21

FONTAINE FONTAINE, WHERE are you?” Lateesha couldn’t believe she was being so bold, standing right in that giant’s yard, hollering out his name. But if he was her cousin June’s husband, it wasn’t like he was going to bite off her arms. Was it?

From deep inside the house, somebody answered. “Whaddyou want?”

It didn’t sound like Fontaine. It didn’t sound like anybody she’d ever heard before. Probably the ghost of one of those people who’d died up in the tower. Lateesha shivered in the middle of the afternoon of a warm spring day.

“I want to see Fontaine. I need to talk to him about something important.”

“He ain’t here.”

“Well, where’s he gone?”

“Gone to his day job.”

“And where’s that?”

“You don’t know that, girl, you ought not to be coming around here hollering out his name in the first place.” And then the door creaked open, and the tiniest little old man Lateesha had ever seen was standing there, his bottom lip all puffed out with snuff.

Lateesha had seen this little old brown apple doll before. She just didn’t know where.

“You that girl stays with Odessie?” said the old man, opening the screen door and spitting around Lateesha into the orange daylilies.

“Yes, sir, I am.”

“Then I’m your great-uncle, Sweet William.”

“Yes, sir.” So that meant she’d seen him at family reunions. Like last year when Aunt Odessie got to be the Big Momma and ride in the carriage with the white horses. Lateesha still had her family reunion T-shirt. She wondered if they’d given Uncle Sweet William a kid’s size, how’d he look in it?

“You want to see Fontaine, you just go on over to Greenwood Cemetery. You’ll find him.”

“Greenwood?” Lateesha didn’t like that idea one bit, even on this sunny day. Haints and goblins and who knew what? Besides, once when she was 10 and was up here visiting from New Orleans, she was over in that cemetery playing with her cousins, and one of them was running around, his foot went down into this hole in the ground, and when it came back out, it didn’t have a sock or a shoe, just these long scratches all around his ankle where this buried-alive person reached up and grabbed him. That’s what Aunt Odessie said. Said that’d teach ’em to be playing where they ought not to.
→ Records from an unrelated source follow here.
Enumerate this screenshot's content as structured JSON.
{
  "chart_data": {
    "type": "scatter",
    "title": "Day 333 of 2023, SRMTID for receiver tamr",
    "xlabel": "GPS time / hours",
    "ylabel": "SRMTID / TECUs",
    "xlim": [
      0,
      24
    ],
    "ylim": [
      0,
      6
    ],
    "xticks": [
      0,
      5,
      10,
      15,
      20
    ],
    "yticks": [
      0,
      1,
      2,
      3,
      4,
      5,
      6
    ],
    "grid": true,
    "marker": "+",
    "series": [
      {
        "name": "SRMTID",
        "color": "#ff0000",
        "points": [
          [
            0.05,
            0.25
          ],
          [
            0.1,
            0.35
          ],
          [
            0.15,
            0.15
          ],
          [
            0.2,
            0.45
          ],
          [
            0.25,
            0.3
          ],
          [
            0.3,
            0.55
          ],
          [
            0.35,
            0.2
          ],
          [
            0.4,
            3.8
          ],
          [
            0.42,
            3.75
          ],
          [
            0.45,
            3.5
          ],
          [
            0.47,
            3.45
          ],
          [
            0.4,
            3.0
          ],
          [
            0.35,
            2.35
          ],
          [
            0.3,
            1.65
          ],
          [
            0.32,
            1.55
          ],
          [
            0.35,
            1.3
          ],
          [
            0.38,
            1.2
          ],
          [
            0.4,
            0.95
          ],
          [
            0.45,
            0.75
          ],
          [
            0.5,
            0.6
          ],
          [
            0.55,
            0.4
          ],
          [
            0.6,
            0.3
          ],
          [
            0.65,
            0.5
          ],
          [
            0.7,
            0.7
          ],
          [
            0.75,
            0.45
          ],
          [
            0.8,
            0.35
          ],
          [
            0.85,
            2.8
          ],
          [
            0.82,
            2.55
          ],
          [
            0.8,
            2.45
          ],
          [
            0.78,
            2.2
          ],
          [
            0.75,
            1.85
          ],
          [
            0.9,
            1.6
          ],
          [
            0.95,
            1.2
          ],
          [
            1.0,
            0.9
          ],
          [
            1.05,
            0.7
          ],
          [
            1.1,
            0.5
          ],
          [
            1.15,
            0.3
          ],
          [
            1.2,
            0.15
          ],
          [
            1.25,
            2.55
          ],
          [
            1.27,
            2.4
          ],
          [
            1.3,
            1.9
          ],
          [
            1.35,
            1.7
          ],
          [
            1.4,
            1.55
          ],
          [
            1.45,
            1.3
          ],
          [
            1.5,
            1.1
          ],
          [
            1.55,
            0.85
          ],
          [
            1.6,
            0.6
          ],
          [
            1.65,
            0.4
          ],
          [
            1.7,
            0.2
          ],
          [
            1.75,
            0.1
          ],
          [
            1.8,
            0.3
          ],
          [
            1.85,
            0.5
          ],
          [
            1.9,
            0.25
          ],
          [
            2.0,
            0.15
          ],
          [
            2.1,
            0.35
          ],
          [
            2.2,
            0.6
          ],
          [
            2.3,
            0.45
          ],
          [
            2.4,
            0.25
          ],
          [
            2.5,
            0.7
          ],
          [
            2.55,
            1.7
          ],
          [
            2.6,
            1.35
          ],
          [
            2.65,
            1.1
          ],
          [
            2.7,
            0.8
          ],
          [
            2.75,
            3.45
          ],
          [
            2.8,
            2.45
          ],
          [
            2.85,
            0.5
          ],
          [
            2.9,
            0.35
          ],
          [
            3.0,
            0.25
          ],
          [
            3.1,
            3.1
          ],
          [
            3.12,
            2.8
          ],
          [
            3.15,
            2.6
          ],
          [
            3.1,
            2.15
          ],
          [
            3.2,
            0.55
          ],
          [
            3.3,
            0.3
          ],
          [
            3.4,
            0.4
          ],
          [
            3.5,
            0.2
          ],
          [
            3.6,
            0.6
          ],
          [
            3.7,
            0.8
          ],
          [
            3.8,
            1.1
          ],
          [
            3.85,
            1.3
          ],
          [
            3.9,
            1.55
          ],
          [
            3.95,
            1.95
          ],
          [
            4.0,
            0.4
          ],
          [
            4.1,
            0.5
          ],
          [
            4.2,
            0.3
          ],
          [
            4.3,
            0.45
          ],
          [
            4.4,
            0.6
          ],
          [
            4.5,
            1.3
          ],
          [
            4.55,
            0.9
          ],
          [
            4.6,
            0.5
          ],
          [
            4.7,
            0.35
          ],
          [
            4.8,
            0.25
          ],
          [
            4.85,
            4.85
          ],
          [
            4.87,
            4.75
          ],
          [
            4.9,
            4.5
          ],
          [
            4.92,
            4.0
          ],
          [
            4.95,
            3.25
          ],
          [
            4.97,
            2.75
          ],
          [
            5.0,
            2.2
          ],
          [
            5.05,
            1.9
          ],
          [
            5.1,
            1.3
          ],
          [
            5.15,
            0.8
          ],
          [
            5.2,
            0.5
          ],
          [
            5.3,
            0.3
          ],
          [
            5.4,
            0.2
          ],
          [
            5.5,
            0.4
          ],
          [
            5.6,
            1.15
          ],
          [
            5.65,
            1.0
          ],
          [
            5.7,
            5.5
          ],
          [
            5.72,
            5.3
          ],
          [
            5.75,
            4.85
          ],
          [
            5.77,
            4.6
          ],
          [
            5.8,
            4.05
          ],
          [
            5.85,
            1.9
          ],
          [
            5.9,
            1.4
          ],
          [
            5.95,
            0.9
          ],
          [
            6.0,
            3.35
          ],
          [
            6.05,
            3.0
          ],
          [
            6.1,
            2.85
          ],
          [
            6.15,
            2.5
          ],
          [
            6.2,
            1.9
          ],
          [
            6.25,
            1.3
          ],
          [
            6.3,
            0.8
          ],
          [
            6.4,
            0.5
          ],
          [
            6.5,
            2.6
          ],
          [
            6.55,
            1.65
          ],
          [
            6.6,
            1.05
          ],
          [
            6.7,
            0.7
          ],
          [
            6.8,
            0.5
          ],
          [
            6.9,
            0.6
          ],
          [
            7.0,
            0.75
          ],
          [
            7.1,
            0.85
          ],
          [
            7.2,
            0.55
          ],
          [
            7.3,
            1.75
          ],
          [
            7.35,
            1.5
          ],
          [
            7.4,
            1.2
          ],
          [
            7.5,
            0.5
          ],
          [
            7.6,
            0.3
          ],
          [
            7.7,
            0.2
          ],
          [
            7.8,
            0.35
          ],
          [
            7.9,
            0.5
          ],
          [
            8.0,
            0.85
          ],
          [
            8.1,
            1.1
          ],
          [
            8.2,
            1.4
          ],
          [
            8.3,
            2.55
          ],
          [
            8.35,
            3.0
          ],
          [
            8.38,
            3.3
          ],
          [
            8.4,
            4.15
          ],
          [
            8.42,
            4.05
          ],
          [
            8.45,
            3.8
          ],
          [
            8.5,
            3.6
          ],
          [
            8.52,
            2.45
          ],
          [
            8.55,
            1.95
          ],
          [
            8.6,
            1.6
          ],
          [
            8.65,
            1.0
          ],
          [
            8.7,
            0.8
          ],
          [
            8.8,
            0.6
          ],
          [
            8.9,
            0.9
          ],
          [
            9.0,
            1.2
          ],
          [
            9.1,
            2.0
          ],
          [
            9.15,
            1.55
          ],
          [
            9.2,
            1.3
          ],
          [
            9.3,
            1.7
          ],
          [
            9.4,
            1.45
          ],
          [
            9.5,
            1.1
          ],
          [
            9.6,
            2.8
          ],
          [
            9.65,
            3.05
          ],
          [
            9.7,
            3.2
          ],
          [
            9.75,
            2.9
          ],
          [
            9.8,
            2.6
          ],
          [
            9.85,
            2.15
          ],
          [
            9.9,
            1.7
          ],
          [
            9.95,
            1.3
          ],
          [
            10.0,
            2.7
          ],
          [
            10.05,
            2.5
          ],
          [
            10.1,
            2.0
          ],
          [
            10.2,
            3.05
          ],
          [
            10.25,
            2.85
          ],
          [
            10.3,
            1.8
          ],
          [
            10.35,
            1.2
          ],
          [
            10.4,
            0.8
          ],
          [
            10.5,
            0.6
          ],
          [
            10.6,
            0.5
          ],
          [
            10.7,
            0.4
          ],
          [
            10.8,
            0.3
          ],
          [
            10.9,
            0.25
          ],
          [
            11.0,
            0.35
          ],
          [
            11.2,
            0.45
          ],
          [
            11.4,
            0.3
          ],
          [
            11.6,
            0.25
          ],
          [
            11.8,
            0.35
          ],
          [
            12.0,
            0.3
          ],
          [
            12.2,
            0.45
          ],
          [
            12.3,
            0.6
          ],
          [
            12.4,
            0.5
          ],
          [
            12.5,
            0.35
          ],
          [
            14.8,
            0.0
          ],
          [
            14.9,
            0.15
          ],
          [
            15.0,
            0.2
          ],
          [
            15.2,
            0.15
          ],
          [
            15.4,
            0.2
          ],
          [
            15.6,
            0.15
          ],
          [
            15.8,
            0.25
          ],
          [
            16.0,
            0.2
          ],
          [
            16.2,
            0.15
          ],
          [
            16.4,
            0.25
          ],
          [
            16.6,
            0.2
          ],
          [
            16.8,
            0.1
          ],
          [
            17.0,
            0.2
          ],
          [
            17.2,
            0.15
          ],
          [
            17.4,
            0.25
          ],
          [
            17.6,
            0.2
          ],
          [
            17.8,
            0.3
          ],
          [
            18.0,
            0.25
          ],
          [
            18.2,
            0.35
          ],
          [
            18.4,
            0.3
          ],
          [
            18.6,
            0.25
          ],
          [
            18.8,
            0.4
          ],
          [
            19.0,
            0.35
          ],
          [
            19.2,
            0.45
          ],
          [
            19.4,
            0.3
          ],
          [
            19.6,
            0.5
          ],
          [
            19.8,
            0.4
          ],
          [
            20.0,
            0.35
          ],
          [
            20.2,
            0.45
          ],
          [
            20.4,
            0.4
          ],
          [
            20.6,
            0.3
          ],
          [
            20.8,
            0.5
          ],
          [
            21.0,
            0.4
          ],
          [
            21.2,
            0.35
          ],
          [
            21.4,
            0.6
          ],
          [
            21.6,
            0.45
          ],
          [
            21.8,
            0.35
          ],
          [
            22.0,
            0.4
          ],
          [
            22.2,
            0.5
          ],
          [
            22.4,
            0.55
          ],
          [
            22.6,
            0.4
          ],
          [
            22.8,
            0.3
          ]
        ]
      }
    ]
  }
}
Lateesha asked, “What’s he do over to Greenwood?”

Sweet William leaned back his head and laughed this little old man silent laugh. He didn’t have a tooth in his head. “You’ll see. Now go on. You’re keeping me from my programs. I likes to watch my programs every day. Weekends I watch things got balls in ’em. Today I’m watching basketball. You like basketball, girl? No? I used to tell Fontaine he ought to go try out, he’s so tall, but the boy was too lazy. Now it’s too late. He’s too old. Not as old as me though. You know how old I am?”

No, Lateesha didn’t, and she didn’t mean to be rude, but she didn’t care either. What she cared about was telling Fontaine that she had first dibs on that Sunliner, she being the one who’d gone to all the trouble snatching it in the first place, and she didn’t appreciate Early, even if he was a stone bad killer, just stepping in and grabbing it all up. If there was anybody who was going to make the big bucks off that car, it ought to be her.

“Or you could talk with June,” Sweet William was saying. “June’s got more brains than Fontaine any day. She the one tells him what to do most of the time. If it’s important, ain’t that what you said, you ought to be talking with June anyhow.”

Lateesha thanked Sweet William kindly and walked on back around into the side yard to check on her Sunliner. She hadn’t noticed the sign over the garage door last night. FONTAINE BODY WORK. Well, it had been pretty late, and there’d been Fontaine and those dogs scaring her half to death. Now she could see the dogs, four huge black-and-tans, lunging at their fence, dying to get a piece of her.

She stuck her tongue out at them and opened a corrugated steel garage door that looked like somebody had just cut it out of the wall with a blowtorch and slapped a couple of hinges on it, which made her a little nervous about the quality of Fontaine’s work. She wasn’t sure she wanted him touching her Sunliner at all.

It was dark inside the garage. Dark and spooky, but not so dark that Lateesha couldn’t tell that Damn! That Sunliner had up and gone.